Despite this fact, you will undoubtedly be pressured multiple times in your career, by different people, into not running SQL Server database backups for one reason or another. You really need to stand your ground and not give in to this pressure. There is an old saying: “If you don’t have backups, you don’t have a database”.
I also want to note one configuration setting I like to use for database servers, to reduce their boot and SQL Server startup time. For a standalone database server, reducing your total reboot time has a direct effect on your high availability numbers. I always go into the BIOS setup for the server, and disable the memory testing that normally occurs during the POST sequence.

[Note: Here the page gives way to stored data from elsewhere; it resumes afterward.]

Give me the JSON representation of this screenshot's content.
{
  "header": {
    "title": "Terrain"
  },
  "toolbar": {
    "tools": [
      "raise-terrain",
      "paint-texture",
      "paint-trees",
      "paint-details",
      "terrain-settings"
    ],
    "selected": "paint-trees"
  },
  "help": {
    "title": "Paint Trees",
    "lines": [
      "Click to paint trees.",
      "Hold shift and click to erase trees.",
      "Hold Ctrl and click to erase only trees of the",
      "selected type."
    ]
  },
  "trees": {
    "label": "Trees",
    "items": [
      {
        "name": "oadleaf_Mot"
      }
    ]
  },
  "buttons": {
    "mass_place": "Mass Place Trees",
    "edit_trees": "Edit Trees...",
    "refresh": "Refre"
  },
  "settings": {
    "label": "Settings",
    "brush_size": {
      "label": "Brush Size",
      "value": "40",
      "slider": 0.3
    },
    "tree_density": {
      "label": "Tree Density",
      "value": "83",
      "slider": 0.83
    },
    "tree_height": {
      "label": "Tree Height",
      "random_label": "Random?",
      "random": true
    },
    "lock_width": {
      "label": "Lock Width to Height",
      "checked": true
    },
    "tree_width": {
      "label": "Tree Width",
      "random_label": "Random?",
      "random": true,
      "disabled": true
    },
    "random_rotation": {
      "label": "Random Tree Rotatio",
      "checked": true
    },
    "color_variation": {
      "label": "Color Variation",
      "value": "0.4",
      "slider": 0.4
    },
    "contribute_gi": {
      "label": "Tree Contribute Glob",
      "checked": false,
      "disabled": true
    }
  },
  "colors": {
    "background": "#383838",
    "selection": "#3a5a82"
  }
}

This will shave a significant amount of time off of the POST sequence (often many minutes), so the server will boot faster. I think this is pretty low risk, since this testing only occurs during the POST sequence. It has nothing to do with detecting a memory problem while the server is running later (which is the job of your hardware monitoring software). I am sure some people may disagree with this setting, so I would love to hear your opinions.